Ok, new let’s setup hostname filter. Go to “Admin”, select your main view and go to “Filters”. Click “+ NEW FILTER”, then configure it:

analytics hostname filter

  1. Type: Custom
  2. “Include”, as we will only be including needed hostnames.
  3. Field: “Hostname”
  4. Filter pattern: regular expressions work here. You should add all your domain, sub-domains and other valid hostnames
  5. Verify & save your filter.

By including only known hostnames in our reporting we will eliminate most spam, but not all. So let’s proceed.

Referral spam

Some spammers cleverly define hostnames of their target website.

analytics referral spam

For this will will just exclude them as referrals. And we will be adding more as we discover new ones.

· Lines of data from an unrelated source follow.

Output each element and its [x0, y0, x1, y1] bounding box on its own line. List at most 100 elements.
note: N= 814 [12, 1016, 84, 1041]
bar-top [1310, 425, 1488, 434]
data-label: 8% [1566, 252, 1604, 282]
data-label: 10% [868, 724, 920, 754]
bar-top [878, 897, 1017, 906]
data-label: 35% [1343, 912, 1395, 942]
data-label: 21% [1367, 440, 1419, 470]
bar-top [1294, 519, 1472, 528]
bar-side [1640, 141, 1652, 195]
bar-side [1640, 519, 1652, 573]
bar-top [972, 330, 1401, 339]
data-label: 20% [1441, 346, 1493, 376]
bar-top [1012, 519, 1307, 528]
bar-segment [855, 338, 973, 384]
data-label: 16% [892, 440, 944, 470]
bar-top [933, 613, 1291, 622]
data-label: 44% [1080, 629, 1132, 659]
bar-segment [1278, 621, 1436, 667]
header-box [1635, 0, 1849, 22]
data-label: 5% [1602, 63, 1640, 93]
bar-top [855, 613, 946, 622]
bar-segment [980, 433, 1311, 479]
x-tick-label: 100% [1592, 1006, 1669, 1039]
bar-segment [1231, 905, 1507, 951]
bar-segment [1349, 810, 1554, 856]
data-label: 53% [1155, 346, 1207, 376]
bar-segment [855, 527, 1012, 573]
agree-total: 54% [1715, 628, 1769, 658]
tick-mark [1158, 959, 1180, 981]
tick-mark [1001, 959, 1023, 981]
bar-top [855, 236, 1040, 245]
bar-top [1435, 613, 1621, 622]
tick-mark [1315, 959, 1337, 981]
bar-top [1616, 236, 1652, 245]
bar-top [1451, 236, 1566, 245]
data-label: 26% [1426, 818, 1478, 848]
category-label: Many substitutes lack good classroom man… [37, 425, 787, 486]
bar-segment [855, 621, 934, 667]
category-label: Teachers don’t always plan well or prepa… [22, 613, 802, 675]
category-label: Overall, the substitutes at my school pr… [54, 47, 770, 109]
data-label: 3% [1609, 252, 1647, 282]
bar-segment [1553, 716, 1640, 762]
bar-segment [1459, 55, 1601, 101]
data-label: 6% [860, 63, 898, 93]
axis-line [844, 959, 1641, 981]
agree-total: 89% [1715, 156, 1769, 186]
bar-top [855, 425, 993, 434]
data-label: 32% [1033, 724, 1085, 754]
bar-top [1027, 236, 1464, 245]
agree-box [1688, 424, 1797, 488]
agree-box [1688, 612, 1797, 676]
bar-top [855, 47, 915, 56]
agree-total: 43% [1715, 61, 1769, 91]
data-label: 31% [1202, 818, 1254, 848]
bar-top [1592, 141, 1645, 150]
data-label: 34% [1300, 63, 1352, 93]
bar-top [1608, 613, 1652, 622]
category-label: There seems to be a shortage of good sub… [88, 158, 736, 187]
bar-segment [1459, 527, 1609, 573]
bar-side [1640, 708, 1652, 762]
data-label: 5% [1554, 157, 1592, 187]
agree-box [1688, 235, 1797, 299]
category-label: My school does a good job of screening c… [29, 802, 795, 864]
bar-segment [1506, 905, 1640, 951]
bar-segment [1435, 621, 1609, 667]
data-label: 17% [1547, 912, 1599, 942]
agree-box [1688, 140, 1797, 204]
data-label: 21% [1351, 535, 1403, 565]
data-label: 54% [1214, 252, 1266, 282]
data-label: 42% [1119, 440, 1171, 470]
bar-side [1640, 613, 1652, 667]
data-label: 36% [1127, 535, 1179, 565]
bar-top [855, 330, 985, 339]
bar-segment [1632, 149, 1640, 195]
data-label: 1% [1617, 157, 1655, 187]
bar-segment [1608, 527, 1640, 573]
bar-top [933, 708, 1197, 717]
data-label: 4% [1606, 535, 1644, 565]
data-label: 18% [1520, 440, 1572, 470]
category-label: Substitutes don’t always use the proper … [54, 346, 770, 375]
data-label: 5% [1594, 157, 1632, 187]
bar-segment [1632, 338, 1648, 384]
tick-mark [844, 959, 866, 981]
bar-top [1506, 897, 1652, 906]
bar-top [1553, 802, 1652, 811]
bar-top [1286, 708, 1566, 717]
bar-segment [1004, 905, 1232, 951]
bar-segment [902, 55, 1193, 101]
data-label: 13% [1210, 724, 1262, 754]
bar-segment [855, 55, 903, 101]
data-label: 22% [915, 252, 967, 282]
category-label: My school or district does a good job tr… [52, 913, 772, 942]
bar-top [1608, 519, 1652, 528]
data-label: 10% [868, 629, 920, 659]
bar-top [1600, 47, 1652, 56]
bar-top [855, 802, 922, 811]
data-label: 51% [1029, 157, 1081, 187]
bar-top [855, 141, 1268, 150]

Keep in mind that filters won’t work retroactively, so check for spam referrals for periods after you’ve applied hostname inclusion filter. Or go to Hostnames, pick your hostname, check referrals and find the fishy ones.

And here’s the filter:

analytics referral filter

  1. Type: Custom
  2. “Exclude”.
  3. Field: “Campaign Source”
  4. Filter pattern: add all spam referral domains that are left. Use “|” between domains, don’t use spaces.
  5. Verify & save your filter.
Search term (Keyword) spam

Some spam started appearing in organic search terms recently.

analytics keyword spam

And here is a filter to remove those.

analytics search filter

  1. Type: Custom
  2. “Exclude”.
  3. Field: “Campaign Term”
  4. Filter pattern: add spam keywords, separate using “|”.
  5. Verify & save your filter.
Events spam

Most spam event would be filtered by including only known hosts, like this one:

analytics spam event

analytics spam event

But still, if you see event’s spam, here is a sample filter to filter them out.

analytics events filter

  1. Type: Custom
  2. “Exclude”.
  3. Field: “Event Action” (or Category)
  4. Filter pattern: add contents of the event.
  5. Verify & save your filter.

That’s it, enjoy your Google Analytics view without spam data.

Don’t forget to update your filters if you notice new spam referrals, events or search terms coming through.